Ebû Nuaym, Ebû Hureyş´in oğlu Hureyş´ten, o da Talha´dan nakleder. O şöyle demiştir; "İlk yıkılması zamanında Beyt´in taşlarından biri yerde gömülü olarak kalmış.. Bu taş ele geçtiği zaman Kureyş bir adam çağırıp ondaki yazının okunmasını istemiş. Adam da okumaya başlamış.. Şöyle ki: "Benim seçilip beğenilmiş, tâm tevekkül ve inâbe eden kulum! Doğumu Mekke´de, hicreti de Medine´ye olacak.. O, eğri yolu iyice doğrultmadan, "Lâ ilahe illallah Muhemmedün Resülüllah!" tevhidine şehâdeti hâkim kılmadan düııyadan\ayrılmıyacaktır.. O´nun ümmeti, "Ümmet-i Hammâdûn" olacaktır! Her hal ü kârda hamdedecekler, üzerlerine basit gömlek giyecekler, el ve yüzlerini tertemiz tutacaklardır..."
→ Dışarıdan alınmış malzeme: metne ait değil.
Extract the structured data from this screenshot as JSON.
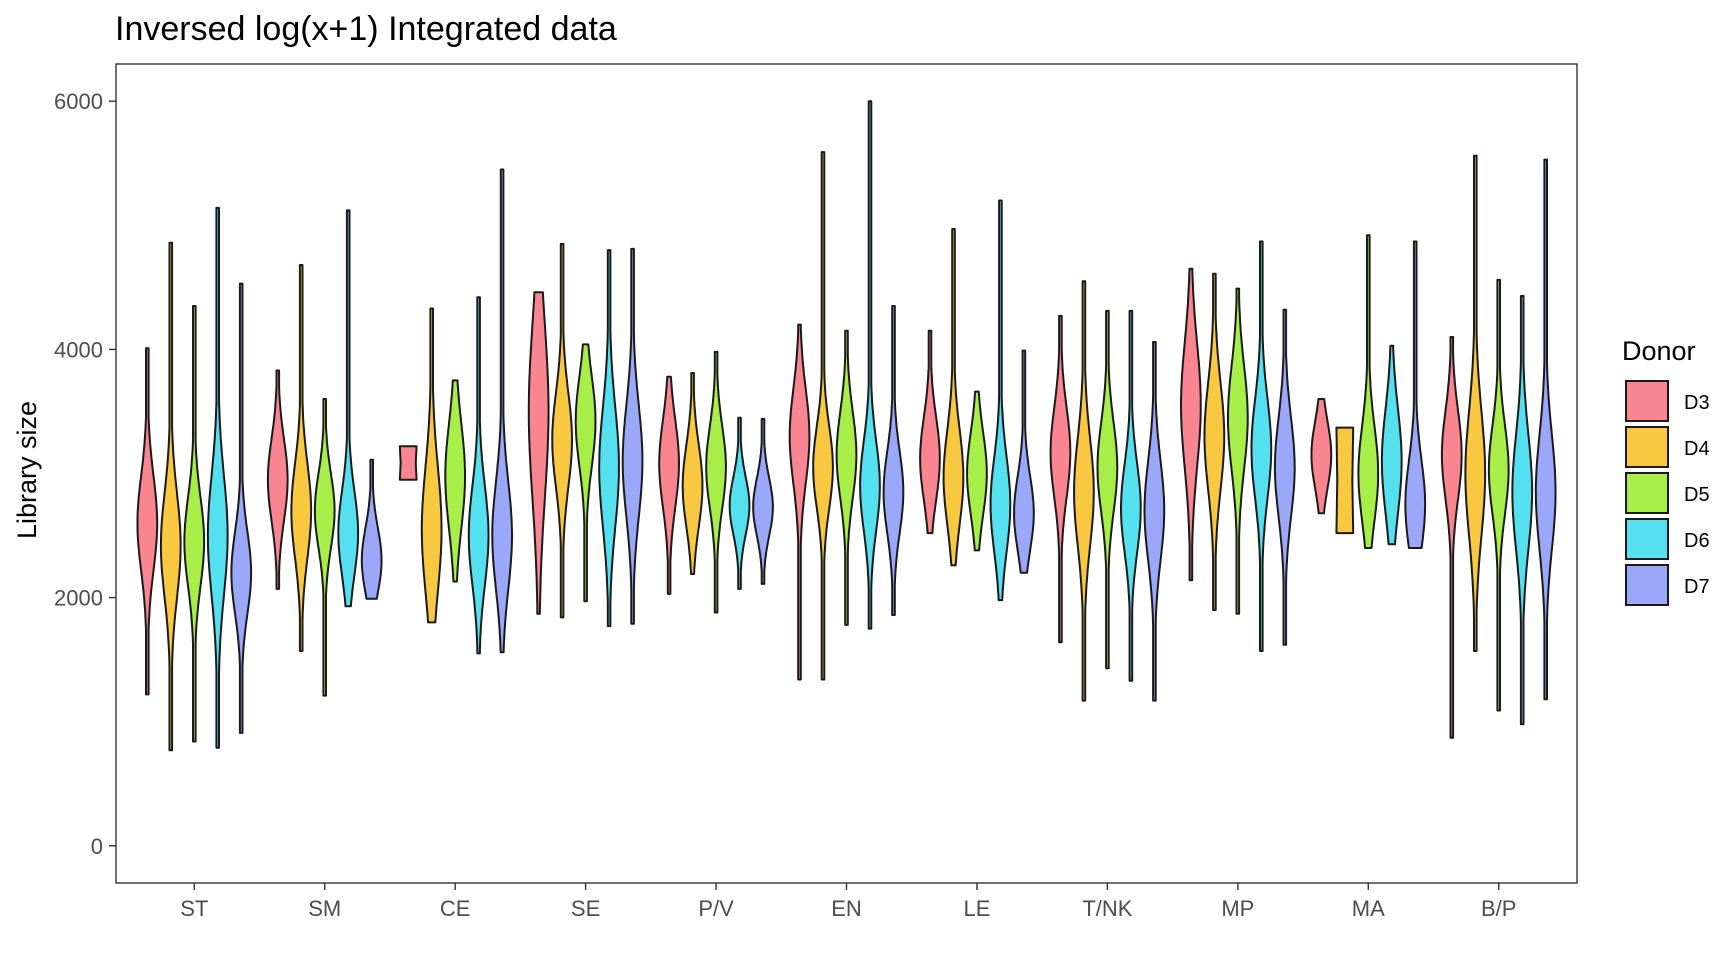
{
  "chart_data": {
    "type": "violin",
    "title": "Inversed log(x+1) Integrated data",
    "xlabel": "",
    "ylabel": "Library size",
    "ylim": [
      -300,
      6300
    ],
    "yticks": [
      0,
      2000,
      4000,
      6000
    ],
    "categories": [
      "ST",
      "SM",
      "CE",
      "SE",
      "P/V",
      "EN",
      "LE",
      "T/NK",
      "MP",
      "MA",
      "B/P"
    ],
    "legend": {
      "title": "Donor",
      "position": "right"
    },
    "grid": false,
    "series": [
      {
        "name": "D3",
        "color": "#F8858F",
        "values": [
          {
            "min": 1220,
            "max": 4010,
            "mode": 2600,
            "spread": 380
          },
          {
            "min": 2070,
            "max": 3830,
            "mode": 2950,
            "spread": 330
          },
          {
            "min": 2950,
            "max": 3220,
            "mode": 3050,
            "spread": 150,
            "shape": "box"
          },
          {
            "min": 1870,
            "max": 4460,
            "mode": 3500,
            "spread": 700
          },
          {
            "min": 2030,
            "max": 3780,
            "mode": 3080,
            "spread": 350
          },
          {
            "min": 1340,
            "max": 4200,
            "mode": 3300,
            "spread": 380
          },
          {
            "min": 2520,
            "max": 4150,
            "mode": 3120,
            "spread": 330
          },
          {
            "min": 1640,
            "max": 4270,
            "mode": 3170,
            "spread": 360
          },
          {
            "min": 2140,
            "max": 4650,
            "mode": 3550,
            "spread": 500
          },
          {
            "min": 2680,
            "max": 3600,
            "mode": 3150,
            "spread": 270
          },
          {
            "min": 870,
            "max": 4100,
            "mode": 3150,
            "spread": 360
          }
        ]
      },
      {
        "name": "D4",
        "color": "#F8C840",
        "values": [
          {
            "min": 770,
            "max": 4860,
            "mode": 2420,
            "spread": 420
          },
          {
            "min": 1570,
            "max": 4680,
            "mode": 2700,
            "spread": 380
          },
          {
            "min": 1800,
            "max": 4330,
            "mode": 2550,
            "spread": 500
          },
          {
            "min": 1840,
            "max": 4850,
            "mode": 3270,
            "spread": 380
          },
          {
            "min": 2190,
            "max": 3810,
            "mode": 2900,
            "spread": 330
          },
          {
            "min": 1340,
            "max": 5590,
            "mode": 3050,
            "spread": 330
          },
          {
            "min": 2260,
            "max": 4970,
            "mode": 2970,
            "spread": 380
          },
          {
            "min": 1170,
            "max": 4550,
            "mode": 2850,
            "spread": 430
          },
          {
            "min": 1900,
            "max": 4610,
            "mode": 3300,
            "spread": 430
          },
          {
            "min": 2520,
            "max": 3370,
            "mode": 2950,
            "spread": 350,
            "shape": "box"
          },
          {
            "min": 1570,
            "max": 5560,
            "mode": 3000,
            "spread": 500
          }
        ]
      },
      {
        "name": "D5",
        "color": "#A8EE48",
        "values": [
          {
            "min": 840,
            "max": 4350,
            "mode": 2450,
            "spread": 360
          },
          {
            "min": 1210,
            "max": 3600,
            "mode": 2700,
            "spread": 300
          },
          {
            "min": 2130,
            "max": 3750,
            "mode": 2980,
            "spread": 420
          },
          {
            "min": 1970,
            "max": 4040,
            "mode": 3420,
            "spread": 360
          },
          {
            "min": 1880,
            "max": 3980,
            "mode": 3050,
            "spread": 330
          },
          {
            "min": 1780,
            "max": 4150,
            "mode": 3150,
            "spread": 350
          },
          {
            "min": 2380,
            "max": 3660,
            "mode": 3000,
            "spread": 330
          },
          {
            "min": 1430,
            "max": 4310,
            "mode": 3050,
            "spread": 360
          },
          {
            "min": 1870,
            "max": 4490,
            "mode": 3450,
            "spread": 420
          },
          {
            "min": 2400,
            "max": 4920,
            "mode": 3000,
            "spread": 380
          },
          {
            "min": 1090,
            "max": 4560,
            "mode": 3030,
            "spread": 360
          }
        ]
      },
      {
        "name": "D6",
        "color": "#55E0F0",
        "values": [
          {
            "min": 790,
            "max": 5140,
            "mode": 2500,
            "spread": 480
          },
          {
            "min": 1930,
            "max": 5120,
            "mode": 2520,
            "spread": 340
          },
          {
            "min": 1550,
            "max": 4420,
            "mode": 2500,
            "spread": 400
          },
          {
            "min": 1770,
            "max": 4800,
            "mode": 3050,
            "spread": 480
          },
          {
            "min": 2070,
            "max": 3450,
            "mode": 2740,
            "spread": 230
          },
          {
            "min": 1750,
            "max": 6000,
            "mode": 2900,
            "spread": 360
          },
          {
            "min": 1980,
            "max": 5200,
            "mode": 2750,
            "spread": 380
          },
          {
            "min": 1330,
            "max": 4310,
            "mode": 2720,
            "spread": 360
          },
          {
            "min": 1570,
            "max": 4870,
            "mode": 3200,
            "spread": 400
          },
          {
            "min": 2430,
            "max": 4030,
            "mode": 3100,
            "spread": 420
          },
          {
            "min": 980,
            "max": 4430,
            "mode": 2850,
            "spread": 460
          }
        ]
      },
      {
        "name": "D7",
        "color": "#9BA7F8",
        "values": [
          {
            "min": 910,
            "max": 4530,
            "mode": 2200,
            "spread": 330
          },
          {
            "min": 1990,
            "max": 3110,
            "mode": 2300,
            "spread": 260
          },
          {
            "min": 1560,
            "max": 5450,
            "mode": 2500,
            "spread": 430
          },
          {
            "min": 1790,
            "max": 4810,
            "mode": 3100,
            "spread": 450
          },
          {
            "min": 2110,
            "max": 3440,
            "mode": 2730,
            "spread": 230
          },
          {
            "min": 1860,
            "max": 4350,
            "mode": 2850,
            "spread": 330
          },
          {
            "min": 2200,
            "max": 3990,
            "mode": 2680,
            "spread": 300
          },
          {
            "min": 1170,
            "max": 4060,
            "mode": 2700,
            "spread": 400
          },
          {
            "min": 1620,
            "max": 4320,
            "mode": 3050,
            "spread": 400
          },
          {
            "min": 2400,
            "max": 4870,
            "mode": 2750,
            "spread": 360
          },
          {
            "min": 1180,
            "max": 5530,
            "mode": 2850,
            "spread": 460
          }
        ]
      }
    ]
  }
}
îbn-i Asâkir Ebut-Tayyib el-Mukri´den nakleder. O demiştir ki: "Amûriye fethedildiği zaman oradaki kiliselerden birinde buldukları bir yazıda şunlar yazılı imiş: "Sonradan gelen nesillerin en kötüsü, önceki nesillere sövüp küfredenidir. Halbuki o hayırlı geçmişlerden biri, sonrakilerin bin tanesinden daha hayırlıdır. Ey Gâr´da arkadaşlık eden (Ebû Bekir), haklı olarak övünme kerametine sen nail oldun! Zira Kâdir´i Mutlak olan Melik, seni övmüştür. Çünkü o, gönderdiği elçisine indirdiği kitabta: "İkisi birlikte Gâr´da iken, ikinin ikincisi" buyurmaktadır[48]
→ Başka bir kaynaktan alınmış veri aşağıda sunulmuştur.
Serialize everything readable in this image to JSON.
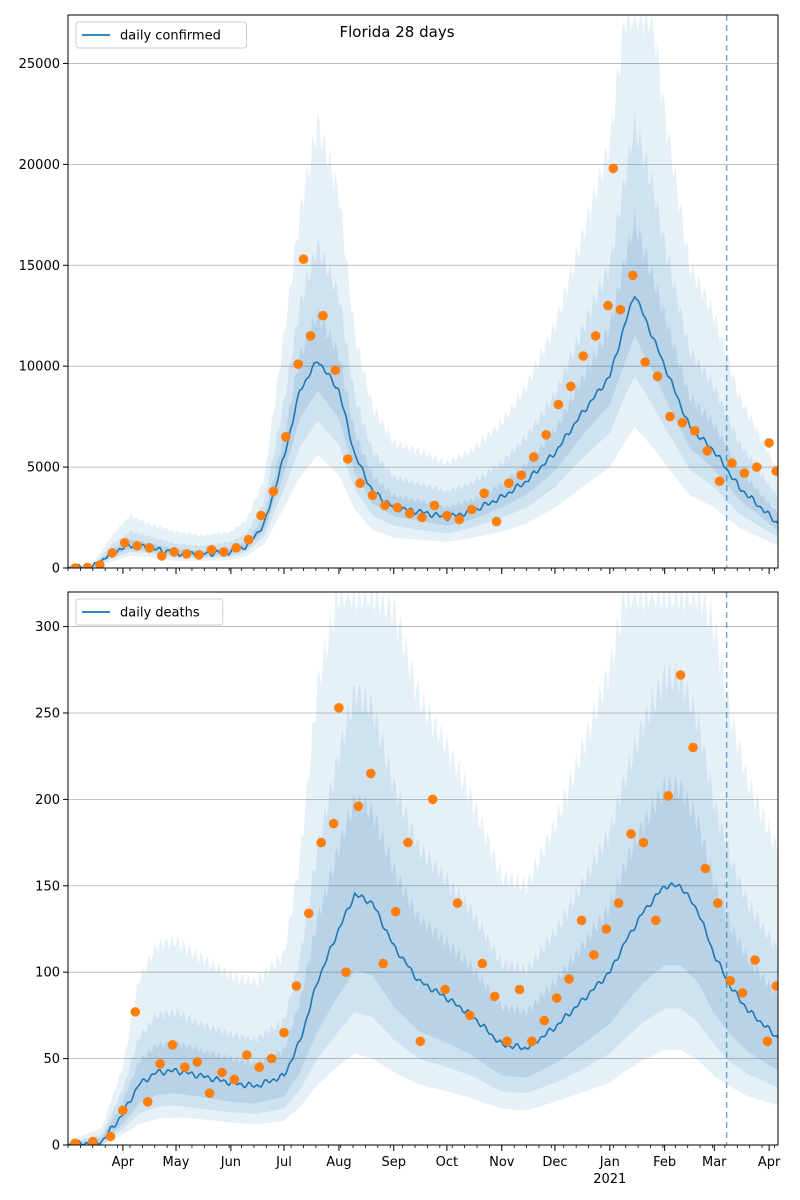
{
  "figure_title": "Florida 28 days",
  "colors": {
    "line": "#1f77b4",
    "points": "#ff7f0e",
    "band": "#1f77b4",
    "grid": "#b0b0b0",
    "forecast_divider": "#1f77b4"
  },
  "chart_data": [
    {
      "type": "line",
      "title": "",
      "legend": {
        "labels": [
          "daily confirmed"
        ],
        "placement": "top-left"
      },
      "xlabel": "",
      "ylabel": "",
      "x_tick_labels": [
        "Apr",
        "May",
        "Jun",
        "Jul",
        "Aug",
        "Sep",
        "Oct",
        "Nov",
        "Dec",
        "Jan",
        "Feb",
        "Mar",
        "Apr"
      ],
      "x_tick_dates": [
        "2020-04-01",
        "2020-05-01",
        "2020-06-01",
        "2020-07-01",
        "2020-08-01",
        "2020-09-01",
        "2020-10-01",
        "2020-11-01",
        "2020-12-01",
        "2021-01-01",
        "2021-02-01",
        "2021-03-01",
        "2021-04-01"
      ],
      "year_label": "2021",
      "xlim": [
        "2020-03-01",
        "2021-04-06"
      ],
      "ylim": [
        0,
        27400
      ],
      "y_ticks": [
        0,
        5000,
        10000,
        15000,
        20000,
        25000
      ],
      "grid": "horizontal",
      "forecast_divider_date": "2021-03-08",
      "series": [
        {
          "name": "daily confirmed",
          "dates": [
            "2020-03-01",
            "2020-03-15",
            "2020-03-25",
            "2020-04-05",
            "2020-04-15",
            "2020-05-01",
            "2020-05-15",
            "2020-06-01",
            "2020-06-10",
            "2020-06-20",
            "2020-07-01",
            "2020-07-10",
            "2020-07-20",
            "2020-08-01",
            "2020-08-10",
            "2020-08-20",
            "2020-09-01",
            "2020-09-15",
            "2020-10-01",
            "2020-10-15",
            "2020-11-01",
            "2020-11-15",
            "2020-12-01",
            "2020-12-15",
            "2021-01-01",
            "2021-01-10",
            "2021-01-15",
            "2021-01-25",
            "2021-02-01",
            "2021-02-15",
            "2021-03-01",
            "2021-03-15",
            "2021-04-06"
          ],
          "values": [
            0,
            30,
            700,
            1150,
            1000,
            750,
            700,
            800,
            1100,
            2200,
            5500,
            8800,
            10300,
            8800,
            5600,
            3800,
            3000,
            2800,
            2500,
            2800,
            3500,
            4300,
            5700,
            7500,
            9500,
            12200,
            13600,
            11500,
            10000,
            7000,
            5800,
            4000,
            2200
          ]
        }
      ],
      "bands": [
        {
          "lower": [
            0,
            0,
            300,
            600,
            550,
            350,
            350,
            400,
            600,
            1200,
            3000,
            4500,
            5600,
            4600,
            2900,
            1900,
            1500,
            1400,
            1300,
            1500,
            1800,
            2200,
            3000,
            3900,
            5000,
            6300,
            7000,
            6000,
            5200,
            3600,
            3000,
            2000,
            1100
          ],
          "upper": [
            100,
            200,
            1500,
            2600,
            2200,
            1800,
            1600,
            1800,
            2400,
            4500,
            11500,
            17500,
            22000,
            18500,
            11500,
            8000,
            6200,
            5800,
            5200,
            5800,
            7200,
            9000,
            12000,
            16000,
            21000,
            27400,
            27400,
            27400,
            22500,
            15000,
            12500,
            8500,
            4800
          ]
        },
        {
          "lower": [
            0,
            0,
            450,
            800,
            750,
            500,
            500,
            550,
            800,
            1600,
            3900,
            6000,
            7300,
            6100,
            3900,
            2600,
            2100,
            1900,
            1700,
            2000,
            2500,
            3000,
            4000,
            5300,
            6700,
            8600,
            9500,
            8100,
            7000,
            4900,
            4000,
            2700,
            1500
          ],
          "upper": [
            50,
            100,
            1100,
            1800,
            1600,
            1200,
            1100,
            1300,
            1700,
            3300,
            8200,
            13000,
            16000,
            13500,
            8500,
            5800,
            4500,
            4200,
            3800,
            4200,
            5200,
            6500,
            8600,
            11500,
            15000,
            19500,
            22000,
            19000,
            16000,
            10800,
            9000,
            6200,
            3500
          ]
        },
        {
          "lower": [
            0,
            0,
            570,
            960,
            860,
            620,
            600,
            680,
            950,
            1900,
            4700,
            7400,
            8800,
            7400,
            4700,
            3200,
            2550,
            2350,
            2100,
            2400,
            3000,
            3650,
            4800,
            6400,
            8100,
            10300,
            11500,
            9800,
            8500,
            5950,
            4900,
            3400,
            1850
          ],
          "upper": [
            30,
            60,
            850,
            1400,
            1250,
            950,
            850,
            1000,
            1300,
            2600,
            6500,
            10500,
            12600,
            10600,
            6700,
            4600,
            3600,
            3350,
            3000,
            3350,
            4150,
            5150,
            6800,
            9100,
            11900,
            15400,
            17200,
            14500,
            12500,
            8500,
            7100,
            4900,
            2700
          ]
        }
      ],
      "observed": {
        "dates": [
          "2020-03-05",
          "2020-03-12",
          "2020-03-19",
          "2020-03-26",
          "2020-04-02",
          "2020-04-09",
          "2020-04-16",
          "2020-04-23",
          "2020-04-30",
          "2020-05-07",
          "2020-05-14",
          "2020-05-21",
          "2020-05-28",
          "2020-06-04",
          "2020-06-11",
          "2020-06-18",
          "2020-06-25",
          "2020-07-02",
          "2020-07-09",
          "2020-07-12",
          "2020-07-16",
          "2020-07-23",
          "2020-07-30",
          "2020-08-06",
          "2020-08-13",
          "2020-08-20",
          "2020-08-27",
          "2020-09-03",
          "2020-09-10",
          "2020-09-17",
          "2020-09-24",
          "2020-10-01",
          "2020-10-08",
          "2020-10-15",
          "2020-10-22",
          "2020-10-29",
          "2020-11-05",
          "2020-11-12",
          "2020-11-19",
          "2020-11-26",
          "2020-12-03",
          "2020-12-10",
          "2020-12-17",
          "2020-12-24",
          "2020-12-31",
          "2021-01-03",
          "2021-01-07",
          "2021-01-14",
          "2021-01-21",
          "2021-01-28",
          "2021-02-04",
          "2021-02-11",
          "2021-02-18",
          "2021-02-25",
          "2021-03-04",
          "2021-03-11",
          "2021-03-18",
          "2021-03-25",
          "2021-04-01",
          "2021-04-05"
        ],
        "values": [
          0,
          20,
          150,
          750,
          1250,
          1100,
          1000,
          600,
          800,
          700,
          650,
          900,
          800,
          1000,
          1400,
          2600,
          3800,
          6500,
          10100,
          15300,
          11500,
          12500,
          9800,
          5400,
          4200,
          3600,
          3100,
          3000,
          2700,
          2500,
          3100,
          2600,
          2400,
          2900,
          3700,
          2300,
          4200,
          4600,
          5500,
          6600,
          8100,
          9000,
          10500,
          11500,
          13000,
          19800,
          12800,
          14500,
          10200,
          9500,
          7500,
          7200,
          6800,
          5800,
          4300,
          5200,
          4700,
          5000,
          6200,
          4800
        ]
      }
    },
    {
      "type": "line",
      "title": "",
      "legend": {
        "labels": [
          "daily deaths"
        ],
        "placement": "top-left"
      },
      "xlabel": "",
      "ylabel": "",
      "x_tick_labels": [
        "Apr",
        "May",
        "Jun",
        "Jul",
        "Aug",
        "Sep",
        "Oct",
        "Nov",
        "Dec",
        "Jan",
        "Feb",
        "Mar",
        "Apr"
      ],
      "x_tick_dates": [
        "2020-04-01",
        "2020-05-01",
        "2020-06-01",
        "2020-07-01",
        "2020-08-01",
        "2020-09-01",
        "2020-10-01",
        "2020-11-01",
        "2020-12-01",
        "2021-01-01",
        "2021-02-01",
        "2021-03-01",
        "2021-04-01"
      ],
      "year_label": "2021",
      "xlim": [
        "2020-03-01",
        "2021-04-06"
      ],
      "ylim": [
        0,
        320
      ],
      "y_ticks": [
        0,
        50,
        100,
        150,
        200,
        250,
        300
      ],
      "grid": "horizontal",
      "forecast_divider_date": "2021-03-08",
      "series": [
        {
          "name": "daily deaths",
          "dates": [
            "2020-03-01",
            "2020-03-20",
            "2020-04-01",
            "2020-04-10",
            "2020-04-20",
            "2020-05-01",
            "2020-05-15",
            "2020-06-01",
            "2020-06-15",
            "2020-07-01",
            "2020-07-10",
            "2020-07-20",
            "2020-08-01",
            "2020-08-10",
            "2020-08-20",
            "2020-09-01",
            "2020-09-15",
            "2020-10-01",
            "2020-10-15",
            "2020-11-01",
            "2020-11-15",
            "2020-12-01",
            "2020-12-15",
            "2021-01-01",
            "2021-01-10",
            "2021-01-20",
            "2021-02-01",
            "2021-02-10",
            "2021-02-20",
            "2021-03-01",
            "2021-03-10",
            "2021-03-20",
            "2021-04-06"
          ],
          "values": [
            0,
            2,
            18,
            35,
            42,
            43,
            40,
            36,
            34,
            40,
            60,
            95,
            125,
            145,
            140,
            115,
            95,
            85,
            75,
            58,
            56,
            68,
            82,
            100,
            118,
            135,
            150,
            150,
            135,
            110,
            92,
            78,
            62
          ]
        }
      ],
      "bands": [
        {
          "lower": [
            0,
            0,
            6,
            12,
            15,
            16,
            15,
            13,
            12,
            14,
            22,
            35,
            46,
            53,
            50,
            42,
            35,
            31,
            27,
            21,
            20,
            25,
            30,
            36,
            43,
            49,
            55,
            55,
            49,
            40,
            34,
            28,
            23
          ],
          "upper": [
            2,
            10,
            45,
            95,
            115,
            118,
            108,
            98,
            94,
            110,
            165,
            265,
            320,
            320,
            320,
            310,
            260,
            230,
            200,
            155,
            150,
            185,
            225,
            275,
            320,
            320,
            320,
            320,
            320,
            300,
            250,
            210,
            170
          ]
        },
        {
          "lower": [
            0,
            0,
            9,
            18,
            22,
            23,
            21,
            19,
            18,
            21,
            32,
            50,
            66,
            77,
            74,
            61,
            50,
            45,
            40,
            31,
            30,
            36,
            43,
            53,
            62,
            71,
            79,
            79,
            71,
            58,
            48,
            41,
            33
          ],
          "upper": [
            1,
            6,
            32,
            62,
            75,
            77,
            70,
            64,
            61,
            72,
            108,
            172,
            226,
            262,
            253,
            208,
            172,
            153,
            135,
            105,
            101,
            123,
            148,
            181,
            213,
            244,
            270,
            270,
            244,
            198,
            166,
            140,
            112
          ]
        },
        {
          "lower": [
            0,
            1,
            12,
            24,
            29,
            30,
            28,
            25,
            24,
            28,
            42,
            66,
            87,
            101,
            98,
            80,
            66,
            59,
            52,
            40,
            39,
            47,
            57,
            70,
            82,
            94,
            104,
            104,
            94,
            76,
            64,
            54,
            43
          ],
          "upper": [
            1,
            4,
            25,
            48,
            58,
            59,
            55,
            50,
            47,
            55,
            83,
            131,
            172,
            200,
            193,
            159,
            131,
            117,
            103,
            80,
            77,
            94,
            113,
            138,
            163,
            186,
            207,
            207,
            186,
            152,
            127,
            108,
            86
          ]
        }
      ],
      "observed": {
        "dates": [
          "2020-03-05",
          "2020-03-15",
          "2020-03-25",
          "2020-04-01",
          "2020-04-08",
          "2020-04-15",
          "2020-04-22",
          "2020-04-29",
          "2020-05-06",
          "2020-05-13",
          "2020-05-20",
          "2020-05-27",
          "2020-06-03",
          "2020-06-10",
          "2020-06-17",
          "2020-06-24",
          "2020-07-01",
          "2020-07-08",
          "2020-07-15",
          "2020-07-22",
          "2020-07-29",
          "2020-08-01",
          "2020-08-05",
          "2020-08-12",
          "2020-08-19",
          "2020-08-26",
          "2020-09-02",
          "2020-09-09",
          "2020-09-16",
          "2020-09-23",
          "2020-09-30",
          "2020-10-07",
          "2020-10-14",
          "2020-10-21",
          "2020-10-28",
          "2020-11-04",
          "2020-11-11",
          "2020-11-18",
          "2020-11-25",
          "2020-12-02",
          "2020-12-09",
          "2020-12-16",
          "2020-12-23",
          "2020-12-30",
          "2021-01-06",
          "2021-01-13",
          "2021-01-20",
          "2021-01-27",
          "2021-02-03",
          "2021-02-10",
          "2021-02-17",
          "2021-02-24",
          "2021-03-03",
          "2021-03-10",
          "2021-03-17",
          "2021-03-24",
          "2021-03-31",
          "2021-04-05"
        ],
        "values": [
          1,
          2,
          5,
          20,
          77,
          25,
          47,
          58,
          45,
          48,
          30,
          42,
          38,
          52,
          45,
          50,
          65,
          92,
          134,
          175,
          186,
          253,
          100,
          196,
          215,
          105,
          135,
          175,
          60,
          200,
          90,
          140,
          75,
          105,
          86,
          60,
          90,
          60,
          72,
          85,
          96,
          130,
          110,
          125,
          140,
          180,
          175,
          130,
          202,
          272,
          230,
          160,
          140,
          95,
          88,
          107,
          60,
          92
        ]
      }
    }
  ]
}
"Ey Ömer, sana da ne mutlu! Sen bir vali değil, bir vâlid (baba) oldun... Ey Osman, sana da mutluluklar! Fakat onlar seni haksız yere öldürecekler. Sen jse ey Ali, iyilerin önderi, Resûlüllâh´m davasının dâvâcısısm... Şu, Gâr´daki can yoldaşı, şu iyilerden biri, şu şehirlerin imdatcısı, şu da iyilerin öncüsü... Hepsine ne mutlu! "Bunları kötüleyenlere Allah´ın laneti olsun!,.." Ben, bunları bize okuyan kilise papazının arkadaşına yaklaşıp sordum: "Bu yazı, kaç yıldır kilisenizin kapısında bulunmaktadır?" O, iyice ihtiyarlamış ve yaşlılıktan kaşları gözleri üzerine dökülmüş bulunan papaz, soruma cevapla dedi ki: "Sizin peygamberiniz gönderilmezden iki bin sene evvel!"

Ebû Muhammed el-Cevherî "Emâlî" adlı kitabında Yahya bin Yemân´dan nakleder. O demiştir ki: "Birgün ben Benî Selîm´in mescidinde idim. Buranın imamı bana dedi ki: "Bizden bâzı ihtiyarlar, Rûm diyarına gitmişlerdi. Onların kiliselerinin birinde aynen şöyle yazılı imiş: "Bir ümmet ki, Hüseyn´i katleder; acaba bunlar hesâb gününde onun dedesinden şefaat umarlar mı?" Bizimkiler onlara demişler ki: "Bu yazı, kaç yıldır burada bulunmaktadır?" Onlarda demişler ki: "Sizin Peygamberinizin çıkışından altı yüz sene evvel bu yazı, yine burada idi." [49]




[48] Tevbe suresi, 40

[49] Celaleddin es-Suyuti, Peygamberimizin Mucizeleri ve Büyük Özellikleri, Uysal Kitabevi: 1/74-77.